I think the game could have used tougher factions, and some of their characterization is goofy. This little Catholic island's Religious population's main agenda is prohibition (something Catholics have never given a shit about). For the time period, something like women's education would be a lot harsher of a tradeoff. Maybe motherhood is something Tropicans are more likely to select into when they're not high-earners, so do you want to gimp long-term native-born population growth? Likewise, Nationalists just generally don't matter, and they could; the game has immigrants coming from famous countries like Germany and Britain, when these people should really be coming from Spain and other Latin American hellholes mostly. But if it was framed that way, you could have some sort of ethnic tension mechanic or have it relate directly to the Caribbean wage. Basically, how do you get people: keep the women barefoot and pregnant (angering the Intellectuals and pleasing the Religious), or keep an endless stream of Not-Haitians flooding in (fueling Crime, political instability and angering the Nationalists)? Game's fine for when it was, it's just that I played it to be a Dictator Simulator and it wound up going down this really cringe Despicable Me direction as the series went on, I refused to play them past 4.
I've also been replaying Company of Heroes 2. I found that playing it on 2v2 makes a world of difference. I mostly played it 1v1, having allies didn't do much for me. But because of its weird design where you have larger maps but also share all zones (with no corresponding proportional decrease in your personal yields from the zones), you wind up getting way more fuel, meaning way more mechanization early on, meaning you actually get to play the game the way it was meant to be. It's totally different. Compared to being an idiot kid, I've been playing much more with micro (starting to get a head for APM, appreciation for why speed/reaction time/micro is a thing in RTS games, how that is engaging) and defenses. I used to have this stupid practice of just kind of letting my engineers mull around at the base, which is insanely wasteful. Now I understand to use them much more proactively, constantly laying down stuff like razor wire (it has to be babysat), screening my armor with them (so they're doing something constructive until I need them to fall back and repair said armor), stuff like that. I found that Snipers and Mortars (units I spammed in the campaign on Easy back in the day) are legitimately useful, but the former have to be babysat for how fragile they are, while the latter are best off being set and forgotten completely. Sniper's point is it has a blistering first attack, can kind of kite things, but it can't fight fast enough or withstand fire to really go take or hold a position.
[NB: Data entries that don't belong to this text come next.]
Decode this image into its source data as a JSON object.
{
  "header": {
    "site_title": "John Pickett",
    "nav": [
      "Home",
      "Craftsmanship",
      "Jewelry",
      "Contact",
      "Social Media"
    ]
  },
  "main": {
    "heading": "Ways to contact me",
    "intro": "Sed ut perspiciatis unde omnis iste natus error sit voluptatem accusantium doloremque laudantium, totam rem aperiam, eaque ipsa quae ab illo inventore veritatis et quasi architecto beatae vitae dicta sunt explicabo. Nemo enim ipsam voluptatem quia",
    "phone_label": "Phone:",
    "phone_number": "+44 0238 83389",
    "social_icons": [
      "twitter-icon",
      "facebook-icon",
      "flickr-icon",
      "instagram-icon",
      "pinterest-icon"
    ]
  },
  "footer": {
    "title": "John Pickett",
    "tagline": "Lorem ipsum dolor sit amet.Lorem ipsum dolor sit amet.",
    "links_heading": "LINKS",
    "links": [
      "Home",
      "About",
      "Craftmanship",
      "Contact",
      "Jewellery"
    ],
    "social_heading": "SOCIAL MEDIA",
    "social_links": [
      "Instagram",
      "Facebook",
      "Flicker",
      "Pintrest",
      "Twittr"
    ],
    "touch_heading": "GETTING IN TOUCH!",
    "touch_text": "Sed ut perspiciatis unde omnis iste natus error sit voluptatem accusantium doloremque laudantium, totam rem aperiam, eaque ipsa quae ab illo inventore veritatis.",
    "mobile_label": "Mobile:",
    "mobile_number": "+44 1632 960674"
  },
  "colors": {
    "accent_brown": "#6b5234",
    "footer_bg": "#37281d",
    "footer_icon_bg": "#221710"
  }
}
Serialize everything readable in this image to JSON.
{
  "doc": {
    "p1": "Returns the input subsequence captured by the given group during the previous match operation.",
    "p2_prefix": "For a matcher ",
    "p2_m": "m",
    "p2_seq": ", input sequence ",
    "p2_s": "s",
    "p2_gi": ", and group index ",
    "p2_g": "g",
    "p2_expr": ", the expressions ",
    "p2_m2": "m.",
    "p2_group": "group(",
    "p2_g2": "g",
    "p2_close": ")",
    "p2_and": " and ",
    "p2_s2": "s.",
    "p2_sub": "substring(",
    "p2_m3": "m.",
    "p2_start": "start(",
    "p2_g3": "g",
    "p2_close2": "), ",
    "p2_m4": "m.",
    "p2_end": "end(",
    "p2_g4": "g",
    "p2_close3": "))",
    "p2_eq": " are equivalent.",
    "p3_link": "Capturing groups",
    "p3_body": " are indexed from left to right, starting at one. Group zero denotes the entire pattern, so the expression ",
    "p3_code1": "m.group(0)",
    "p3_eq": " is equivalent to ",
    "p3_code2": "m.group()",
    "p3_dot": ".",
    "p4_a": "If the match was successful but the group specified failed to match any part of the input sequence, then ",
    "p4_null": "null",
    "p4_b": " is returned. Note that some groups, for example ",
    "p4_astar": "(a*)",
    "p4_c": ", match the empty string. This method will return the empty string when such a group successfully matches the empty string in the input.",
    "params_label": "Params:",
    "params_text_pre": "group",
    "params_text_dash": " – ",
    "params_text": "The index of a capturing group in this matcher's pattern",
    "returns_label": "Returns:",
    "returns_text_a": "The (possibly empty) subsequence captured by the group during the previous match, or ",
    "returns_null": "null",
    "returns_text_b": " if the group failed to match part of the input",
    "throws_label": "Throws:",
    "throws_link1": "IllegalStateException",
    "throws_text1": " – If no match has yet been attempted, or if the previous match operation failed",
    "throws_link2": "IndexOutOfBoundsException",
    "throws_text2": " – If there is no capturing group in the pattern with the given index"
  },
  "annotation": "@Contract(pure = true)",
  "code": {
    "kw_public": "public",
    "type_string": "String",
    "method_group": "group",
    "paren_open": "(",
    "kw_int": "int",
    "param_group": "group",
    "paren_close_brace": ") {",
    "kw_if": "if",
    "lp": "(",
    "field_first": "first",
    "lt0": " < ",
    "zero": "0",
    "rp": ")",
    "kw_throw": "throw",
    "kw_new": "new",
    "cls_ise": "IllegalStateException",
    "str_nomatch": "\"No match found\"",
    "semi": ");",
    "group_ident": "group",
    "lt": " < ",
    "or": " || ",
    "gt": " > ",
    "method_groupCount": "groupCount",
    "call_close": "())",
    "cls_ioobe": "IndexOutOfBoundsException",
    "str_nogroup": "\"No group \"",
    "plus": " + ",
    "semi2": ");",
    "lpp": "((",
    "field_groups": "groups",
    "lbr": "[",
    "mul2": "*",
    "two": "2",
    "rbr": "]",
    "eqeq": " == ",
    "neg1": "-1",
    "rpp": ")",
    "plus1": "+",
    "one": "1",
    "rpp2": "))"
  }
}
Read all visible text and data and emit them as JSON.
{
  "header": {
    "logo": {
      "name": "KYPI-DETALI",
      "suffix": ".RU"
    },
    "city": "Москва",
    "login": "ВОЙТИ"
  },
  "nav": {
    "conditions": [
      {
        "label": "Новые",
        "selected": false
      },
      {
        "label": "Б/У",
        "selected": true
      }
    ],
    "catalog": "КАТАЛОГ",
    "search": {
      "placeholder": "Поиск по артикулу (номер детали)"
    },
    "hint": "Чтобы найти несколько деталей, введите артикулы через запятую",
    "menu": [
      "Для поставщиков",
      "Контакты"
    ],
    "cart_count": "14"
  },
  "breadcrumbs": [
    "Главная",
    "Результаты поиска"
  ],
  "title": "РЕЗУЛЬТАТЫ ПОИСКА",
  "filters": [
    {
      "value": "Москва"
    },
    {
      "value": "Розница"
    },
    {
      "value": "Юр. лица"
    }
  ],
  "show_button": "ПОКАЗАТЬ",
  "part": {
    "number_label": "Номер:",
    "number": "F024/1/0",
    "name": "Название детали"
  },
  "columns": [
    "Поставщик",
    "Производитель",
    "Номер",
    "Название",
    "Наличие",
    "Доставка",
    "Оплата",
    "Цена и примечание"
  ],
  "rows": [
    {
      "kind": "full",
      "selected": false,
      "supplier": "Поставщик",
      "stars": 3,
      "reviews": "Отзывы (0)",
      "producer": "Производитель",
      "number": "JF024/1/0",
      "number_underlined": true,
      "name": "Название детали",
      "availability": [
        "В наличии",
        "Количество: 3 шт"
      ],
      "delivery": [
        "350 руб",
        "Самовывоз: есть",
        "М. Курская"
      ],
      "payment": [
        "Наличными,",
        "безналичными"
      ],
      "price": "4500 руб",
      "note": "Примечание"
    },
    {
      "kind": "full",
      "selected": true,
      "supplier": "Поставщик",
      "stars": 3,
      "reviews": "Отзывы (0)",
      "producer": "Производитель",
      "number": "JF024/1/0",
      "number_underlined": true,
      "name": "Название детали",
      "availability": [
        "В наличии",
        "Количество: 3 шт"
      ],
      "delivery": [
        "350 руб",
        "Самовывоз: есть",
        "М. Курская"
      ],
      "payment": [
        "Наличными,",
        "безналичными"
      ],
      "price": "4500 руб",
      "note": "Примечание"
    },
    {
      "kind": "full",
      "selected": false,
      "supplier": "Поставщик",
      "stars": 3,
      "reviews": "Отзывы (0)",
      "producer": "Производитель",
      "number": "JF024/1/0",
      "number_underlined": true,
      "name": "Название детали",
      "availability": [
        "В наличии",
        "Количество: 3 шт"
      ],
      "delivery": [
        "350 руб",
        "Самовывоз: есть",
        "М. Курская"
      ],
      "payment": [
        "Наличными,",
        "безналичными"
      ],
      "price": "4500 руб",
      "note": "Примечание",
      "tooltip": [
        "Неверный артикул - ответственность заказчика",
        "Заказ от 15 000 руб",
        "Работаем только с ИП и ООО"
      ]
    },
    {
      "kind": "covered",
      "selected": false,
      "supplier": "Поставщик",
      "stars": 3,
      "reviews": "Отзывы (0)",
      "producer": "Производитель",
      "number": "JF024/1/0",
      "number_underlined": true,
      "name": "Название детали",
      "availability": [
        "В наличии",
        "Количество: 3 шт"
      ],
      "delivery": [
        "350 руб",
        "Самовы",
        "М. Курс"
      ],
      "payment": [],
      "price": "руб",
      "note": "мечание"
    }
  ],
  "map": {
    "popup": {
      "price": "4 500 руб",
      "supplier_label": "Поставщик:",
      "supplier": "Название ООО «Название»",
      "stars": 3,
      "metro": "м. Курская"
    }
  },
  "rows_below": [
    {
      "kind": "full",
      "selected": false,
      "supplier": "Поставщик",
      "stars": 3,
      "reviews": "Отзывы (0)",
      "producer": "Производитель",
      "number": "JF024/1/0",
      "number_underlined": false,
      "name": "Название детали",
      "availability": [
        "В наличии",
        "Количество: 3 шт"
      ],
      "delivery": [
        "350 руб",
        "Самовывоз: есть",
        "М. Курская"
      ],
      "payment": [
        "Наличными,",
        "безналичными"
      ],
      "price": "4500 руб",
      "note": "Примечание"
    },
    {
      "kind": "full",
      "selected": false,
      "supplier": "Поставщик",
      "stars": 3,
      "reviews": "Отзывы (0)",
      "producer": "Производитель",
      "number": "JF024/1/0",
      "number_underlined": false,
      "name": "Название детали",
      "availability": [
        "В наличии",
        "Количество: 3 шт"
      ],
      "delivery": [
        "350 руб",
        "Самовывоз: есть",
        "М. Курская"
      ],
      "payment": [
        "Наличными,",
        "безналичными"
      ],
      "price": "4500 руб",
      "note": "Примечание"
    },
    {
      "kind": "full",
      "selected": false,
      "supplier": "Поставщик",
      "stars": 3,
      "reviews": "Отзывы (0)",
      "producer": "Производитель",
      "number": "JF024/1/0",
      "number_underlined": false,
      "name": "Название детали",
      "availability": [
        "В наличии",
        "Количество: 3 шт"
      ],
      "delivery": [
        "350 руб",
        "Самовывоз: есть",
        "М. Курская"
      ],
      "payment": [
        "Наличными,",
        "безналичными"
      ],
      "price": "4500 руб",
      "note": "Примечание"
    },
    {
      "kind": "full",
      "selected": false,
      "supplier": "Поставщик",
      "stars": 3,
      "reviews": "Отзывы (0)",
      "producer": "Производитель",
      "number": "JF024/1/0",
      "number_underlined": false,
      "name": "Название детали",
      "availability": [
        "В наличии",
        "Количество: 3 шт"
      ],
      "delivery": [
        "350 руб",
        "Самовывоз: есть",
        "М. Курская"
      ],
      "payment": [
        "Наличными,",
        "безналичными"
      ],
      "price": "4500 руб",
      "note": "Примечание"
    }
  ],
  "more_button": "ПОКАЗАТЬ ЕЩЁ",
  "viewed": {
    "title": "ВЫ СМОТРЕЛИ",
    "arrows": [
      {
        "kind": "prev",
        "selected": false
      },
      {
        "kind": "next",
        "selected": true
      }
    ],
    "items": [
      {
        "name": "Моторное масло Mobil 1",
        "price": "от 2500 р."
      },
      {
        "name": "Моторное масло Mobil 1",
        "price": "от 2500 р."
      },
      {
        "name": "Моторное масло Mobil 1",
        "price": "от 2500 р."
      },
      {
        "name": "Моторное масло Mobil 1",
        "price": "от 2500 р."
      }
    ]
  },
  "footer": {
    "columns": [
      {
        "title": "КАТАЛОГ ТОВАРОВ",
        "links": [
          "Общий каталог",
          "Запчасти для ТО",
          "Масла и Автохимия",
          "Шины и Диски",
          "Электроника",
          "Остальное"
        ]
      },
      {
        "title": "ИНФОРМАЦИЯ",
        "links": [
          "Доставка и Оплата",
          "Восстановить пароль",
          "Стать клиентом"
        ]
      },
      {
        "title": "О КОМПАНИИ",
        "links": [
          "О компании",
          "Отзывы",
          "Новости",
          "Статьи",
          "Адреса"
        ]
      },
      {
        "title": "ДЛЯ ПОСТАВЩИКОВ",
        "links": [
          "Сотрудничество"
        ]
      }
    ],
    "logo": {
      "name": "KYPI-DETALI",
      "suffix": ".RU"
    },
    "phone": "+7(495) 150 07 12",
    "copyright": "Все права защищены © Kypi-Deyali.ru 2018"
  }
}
Mostly you use them for hard-countering the gun crews, especially if you can get a second one. The Mortars, being indirect fire with a medium range, just automatically back you up wherever you need it. I've gotten a lot better at using my armor thoughtfully, using call-in artillery and air thoughtfully, breaking off fights, using light vehicles intelligently. I like playing as the Wehrmacht and spamming machine gun bunkers everywhere to turn the entire map into a quagmire of pinning.